A publication covering the New York State legislature reports on the protest organized by electroshock survivors, calling for a ban of electroconvulsive therapy (ECT) on children below age of 16. MindFreedom endorsed this protest.
State urged to ban electroshock on minors
Source: Legislative Gazette, Albany, New York, USA
Human rights activists gathered on the East Lawn of the Capitol last Tuesday to ask for legislative support for a ban on electroshock therapy for minors a ban put in effect in many other states already.
Electroshock therapy, or electroconvulsive therapy, involves running electricity through the brain to cause a seizure, and has been used in psychiatry to treat mental illnesses and severe depression for 70 years.
An estimated 100,000 people every year receive ECT, according to Mental Health America, and the American Psychiatric Association, the American Medical Association and the National Institute of Mental Health define it as a safe and effective medical treatment for certain psychiatric disorders.
The protesters and mental health advocates are not calling for a complete ban on ECT; they want the state to ban the treatment for people under the age of 16 who cannot provide consent for the therapy.
Texas, California, Colorado and Louisiana are among the states that have banned the use of ECT on people under age 16, and many other states have laws that regulate the use of ECT. Lauren Tenney, organizer for The Opal Project and We the People, the groups behind the 24-hour vigil and demonstration at the Capitol, said a legislative ban on ECT for children must be the next step for New York.
Assembly Felix Ortiz, D-Brooklyn, is proposing legislation that would place many restrictions on electroshock treatment, including the ban for children under age 16 the protesters seek (A.8779). We the People and other organizations that provided support at the demonstration on July 14 hope the event will end their search for a senator to sponsor this legislation, a hope that may be dim with the backlog of legislation the Senate needs to pass due to the month of inaction and power struggles.
According to the state Office of Mental Health, 134 1.3 percent individuals out of the approximately 10,000 adult patients served in OMHs inpatient service received ECT in 2000. The rate receiving ECT in non-OMH facilities is 1.8 percent. The number of individuals receiving ECT has risen 45 percent from 1990 to 2000from 74 to 134 patients.
I felt very depressed, in a case of hopelessness I was in a very vulnerable state, said Mariann Merlino, a demonstrator who received four ECT treatments. My neighborhood psychologist said that ECT might help, and I was reluctant at first. Eventually, I got so depressed, so hopeless, that I agreed to it.
Merlino fits the description of the typical ECT patient today; two- thirds of ECT patients are women, and half are over 65 in age. The change in demographics from the young male patient of the mid-20th century may be attributed to the aging of the baby boomers, and the fact that Medicare covers some electroconvulsive treatments.
When I went in for my first treatment, people were lined up outside the door, said Merlino. It was like ECT day.
Afterwards, Merlino said she regretted having the ECT treatments and was relieved she only decided to have four.
I pushed myself out of the downward spiral, but not with [the help of my psychologist.], said Merlino. I ordinarily never would have done this.
Instead of electroconvulsive therapy, the demonstrators advocate alternative options such as support groups to help people who are considering the controversial treatments.
The best alternative for young people is setting up support networks, said Tenney. Looking at the spirit of young people and treasuring it, instead of locking them down and shooting them up with drugs.

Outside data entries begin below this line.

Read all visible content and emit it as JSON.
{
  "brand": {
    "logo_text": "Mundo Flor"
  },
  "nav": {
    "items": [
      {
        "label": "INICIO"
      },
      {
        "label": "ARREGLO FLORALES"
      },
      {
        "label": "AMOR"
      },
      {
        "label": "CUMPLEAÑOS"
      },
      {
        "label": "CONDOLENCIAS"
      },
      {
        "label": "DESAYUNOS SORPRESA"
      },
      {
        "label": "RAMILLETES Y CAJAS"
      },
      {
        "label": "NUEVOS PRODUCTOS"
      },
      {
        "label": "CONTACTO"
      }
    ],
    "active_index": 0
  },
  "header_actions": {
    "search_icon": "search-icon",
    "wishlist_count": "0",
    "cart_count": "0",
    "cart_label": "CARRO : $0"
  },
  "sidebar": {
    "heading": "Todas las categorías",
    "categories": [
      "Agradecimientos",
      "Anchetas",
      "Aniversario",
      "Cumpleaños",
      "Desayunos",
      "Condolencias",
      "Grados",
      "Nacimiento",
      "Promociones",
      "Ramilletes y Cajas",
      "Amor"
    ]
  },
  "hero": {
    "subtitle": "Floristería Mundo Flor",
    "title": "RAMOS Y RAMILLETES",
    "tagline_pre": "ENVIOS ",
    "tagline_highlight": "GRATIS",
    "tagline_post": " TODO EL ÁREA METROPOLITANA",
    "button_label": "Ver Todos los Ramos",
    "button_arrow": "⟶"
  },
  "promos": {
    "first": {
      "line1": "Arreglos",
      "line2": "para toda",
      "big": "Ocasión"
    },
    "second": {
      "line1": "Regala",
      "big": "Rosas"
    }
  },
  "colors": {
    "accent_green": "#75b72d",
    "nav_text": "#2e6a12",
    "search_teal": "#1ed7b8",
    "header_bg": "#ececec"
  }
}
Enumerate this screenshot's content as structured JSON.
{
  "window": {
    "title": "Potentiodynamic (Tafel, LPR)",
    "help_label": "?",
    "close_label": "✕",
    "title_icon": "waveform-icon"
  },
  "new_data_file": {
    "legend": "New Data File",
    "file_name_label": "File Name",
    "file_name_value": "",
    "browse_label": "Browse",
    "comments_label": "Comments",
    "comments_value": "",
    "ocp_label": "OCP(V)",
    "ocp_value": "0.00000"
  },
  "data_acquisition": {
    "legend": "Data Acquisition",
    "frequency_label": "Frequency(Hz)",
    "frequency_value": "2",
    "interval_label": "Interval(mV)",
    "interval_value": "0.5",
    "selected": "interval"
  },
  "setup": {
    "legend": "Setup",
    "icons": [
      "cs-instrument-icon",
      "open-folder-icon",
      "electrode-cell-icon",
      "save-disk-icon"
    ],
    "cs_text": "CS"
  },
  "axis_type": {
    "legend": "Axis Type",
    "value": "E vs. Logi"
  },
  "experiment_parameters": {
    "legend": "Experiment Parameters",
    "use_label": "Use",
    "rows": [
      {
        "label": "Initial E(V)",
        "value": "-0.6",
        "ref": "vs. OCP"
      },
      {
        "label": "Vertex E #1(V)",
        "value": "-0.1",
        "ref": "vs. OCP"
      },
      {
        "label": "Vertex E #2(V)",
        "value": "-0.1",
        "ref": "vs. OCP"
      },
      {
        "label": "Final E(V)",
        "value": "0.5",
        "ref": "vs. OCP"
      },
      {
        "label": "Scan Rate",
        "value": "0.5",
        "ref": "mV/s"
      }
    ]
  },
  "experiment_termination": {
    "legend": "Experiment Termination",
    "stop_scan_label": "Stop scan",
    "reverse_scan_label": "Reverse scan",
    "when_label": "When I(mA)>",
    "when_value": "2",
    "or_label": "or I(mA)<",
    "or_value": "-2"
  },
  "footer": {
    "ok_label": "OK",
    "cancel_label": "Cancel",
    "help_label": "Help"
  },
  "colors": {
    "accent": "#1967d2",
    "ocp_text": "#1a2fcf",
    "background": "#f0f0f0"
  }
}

Stephanie Orlando, director of Youth Power, a statewide group for young people with disabilities or socio-emotional challenges, attended the demonstration as a younger voice among many of the older organizers. She also stressed the importance of support networks as the first treatment for depression and other psychiatric disorders.
For us, it is about the youth, and ensuring that they are given services that help, said Orlando. People should be told that ECT should be a last resort, and alternatives like peer support need to be given. Simple things like a person with a shared experience can be helpful.
The state Office of Mental Health released a practice advisory on July 13, recommending the use of ECT on individuals under 18 only in those rare instances where other treatments have proven ineffective. However, a complete ban on ECT for minors is unnecessary, according to OMH because the treatment is hardly ever used on minors.
It is a very rare procedure to begin with, said Jill Daniels, OMH acting director of public affairs. For ages 16 years and younger, we can go back three years and find [ECT] in no state psychiatric facilities. It is private practitioners who do this, and even then, it is only about four children per year in the United States. It is not something that is a wide practice.
Tenney has seen the advisory released by the OMH, and said it is not enough. She said money is the reason she and other activists believe nothing has been done to challenge the psychiatric industry in New York, stating that ECT specialists make $400,000 double that of other psychiatrists.